Consider regular continued fraction expansions of numbers in $(0,1)$, as generated by the Gauss map $Tx=\frac1x\pmod1$. I managed to show, using ergodic theory, that the geometric mean of the digits $(a_n)_{n\in\mathbb N}$ converges to Khinchin's constant. In some sources it is stated that the arithmetic mean $\frac{a_1+\cdots+a_n}{n}$ diverges as $n\to\infty$ for $\lambda$-a.a. $x\in(0,1)$. I tried proving this in a similar fashion as convergence of the geometric mean is established (see linked Wikipedia page), but here we get for the ergodic average, writing $a_k=a_1(T^{k-1}x),$ where $a_1(x)=n$ for $x\in[\frac1{n+1},\frac1n)$,$$\lim_{n\to\infty}\frac1n\sum_{k=1}^na_k(x)=\lim_{n\to\infty}\frac1n\sum_{k=0}^{n-1}a_1(T^kx)=\int_0^1a_1=\sum_{n\geq1}\int_{\frac1{n+1}}^{\frac1n}n\ \mathrm dx=\sum_{n\geq1}\frac1{n+1}=\infty.$$ This would follow, $\lambda$-a.e., using the Birkhoff Ergodic Theorem, but this theorem assumes that $a_1\in L^1$, which is clearly not the case by the above display.

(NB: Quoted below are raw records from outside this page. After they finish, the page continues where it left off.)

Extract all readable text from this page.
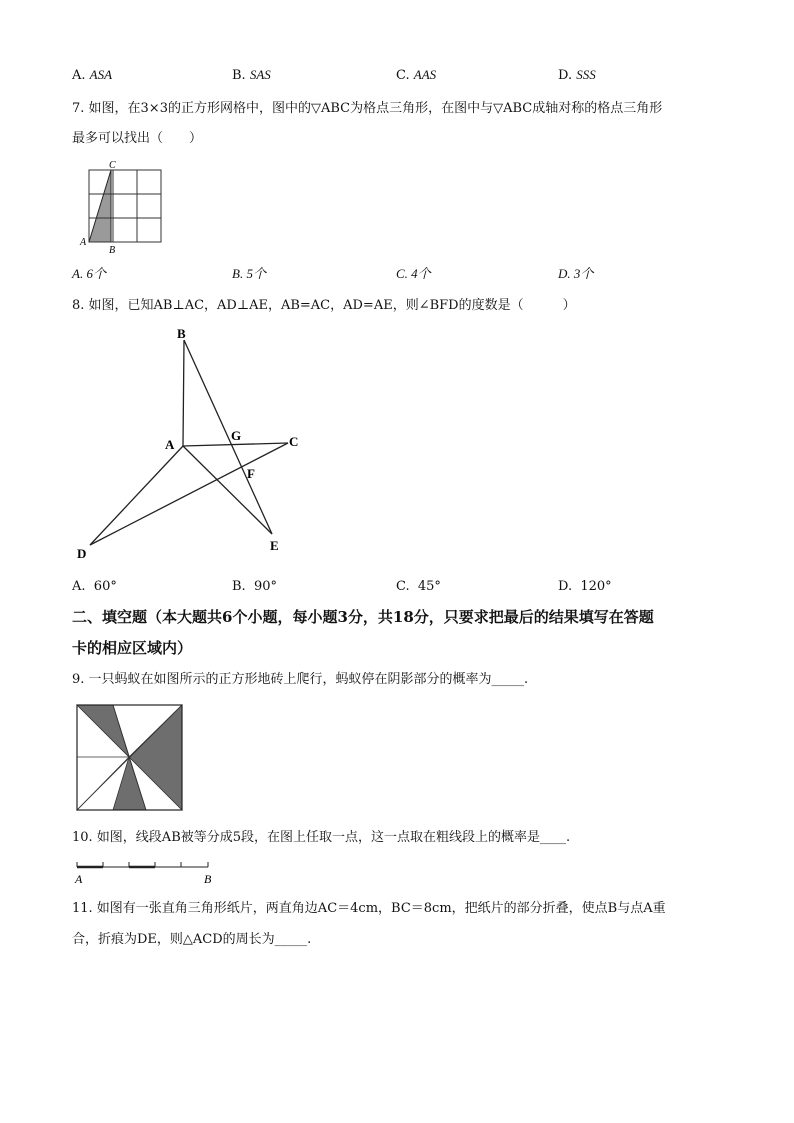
A. ASA	B. SAS	C. AAS	D. SSS
7. 如图，在3×3的正方形网格中，图中的▽ABC为格点三角形，在图中与▽ABC成轴对称的格点三角形
最多可以找出（　　）
C
A
B
A. 6个	B. 5个	C. 4个	D. 3个
8. 如图，已知AB⊥AC，AD⊥AE，AB=AC，AD=AE，则∠BFD的度数是（　　　）
B
A
G	C
F
D
E
A. 60°	B. 90°	C. 45°	D. 120°
二、填空题（本大题共6个小题，每小题3分，共18分，只要求把最后的结果填写在答题
卡的相应区域内）
9. 一只蚂蚁在如图所示的正方形地砖上爬行，蚂蚁停在阴影部分的概率为_____.
10. 如图，线段AB被等分成5段，在图上任取一点，这一点取在粗线段上的概率是____.
A	B
11. 如图有一张直角三角形纸片，两直角边AC＝4cm，BC＝8cm，把纸片的部分折叠，使点B与点A重
合，折痕为DE，则△ACD的周长为_____.
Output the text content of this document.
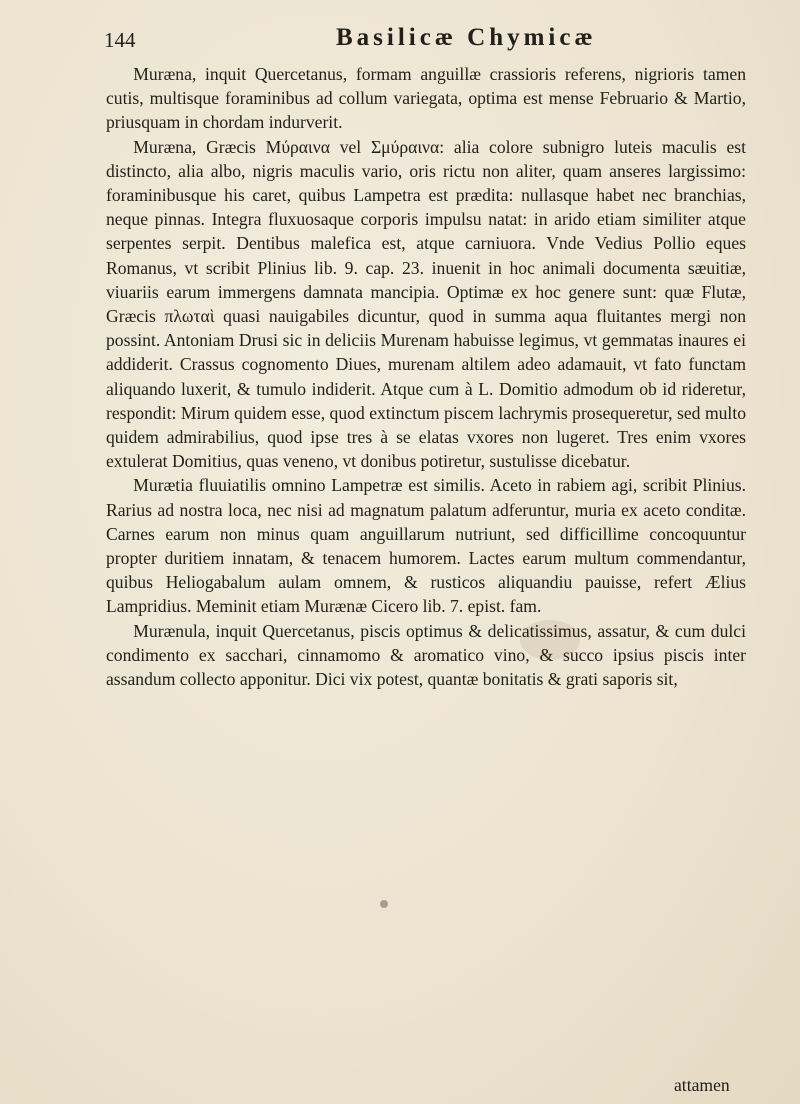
144	Basilicæ Chymicæ

Muræna, inquit Quercetanus, formam anguillæ crassioris referens, nigrioris tamen cutis, multisque foraminibus ad collum variegata, optima est mense Februario & Martio, priusquam in chordam indurverit.

Muræna, Græcis Μύραινα vel Σμύραινα: alia colore subnigro luteis maculis est distincto, alia albo, nigris maculis vario, oris rictu non aliter, quam anseres largissimo: foraminibusque his caret, quibus Lampetra est prædita: nullasque habet nec branchias, neque pinnas. Integra fluxuosaque corporis impulsu natat: in arido etiam similiter atque serpentes serpit. Dentibus malefica est, atque carniuora. Vnde Vedius Pollio eques Romanus, vt scribit Plinius lib. 9. cap. 23. inuenit in hoc animali documenta sæuitiæ, viuariis earum immergens damnata mancipia. Optimæ ex hoc genere sunt: quæ Flutæ, Græcis πλωταὶ quasi nauigabiles dicuntur, quod in summa aqua fluitantes mergi non possint. Antoniam Drusi sic in deliciis Murenam habuisse legimus, vt gemmatas inaures ei addiderit. Crassus cognomento Diues, murenam altilem adeo adamauit, vt fato functam aliquando luxerit, & tumulo indiderit. Atque cum à L. Domitio admodum ob id rideretur, respondit: Mirum quidem esse, quod extinctum piscem lachrymis prosequeretur, sed multo quidem admirabilius, quod ipse tres à se elatas vxores non lugeret. Tres enim vxores extulerat Domitius, quas veneno, vt donibus potiretur, sustulisse dicebatur.

Murætia fluuiatilis omnino Lampetræ est similis. Aceto in rabiem agi, scribit Plinius. Rarius ad nostra loca, nec nisi ad magnatum palatum adferuntur, muria ex aceto conditæ. Carnes earum non minus quam anguillarum nutriunt, sed difficillime concoquuntur propter duritiem innatam, & tenacem humorem. Lactes earum multum commendantur, quibus Heliogabalum aulam omnem, & rusticos aliquandiu pauisse, refert Ælius Lampridius. Meminit etiam Murænæ Cicero lib. 7. epist. fam.

Murænula, inquit Quercetanus, piscis optimus & delicatissimus, assatur, & cum dulci condimento ex sacchari, cinnamomo & aromatico vino, & succo ipsius piscis inter assandum collecto apponitur. Dici vix potest, quantæ bonitatis & grati saporis sit,

attamen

I do not see how to justify the application of the Birkhoff Ergodic Theorem, and also cannot think of another approach. Any help is much appreciated.
N.B.: on these slides, which I found online, it even seems that this same approach is used (slide 15). Again, I do not see why we can apply Birkhoff Ergodic Theorem when $a_1\notin L^1$, since $\int a_1=\infty$.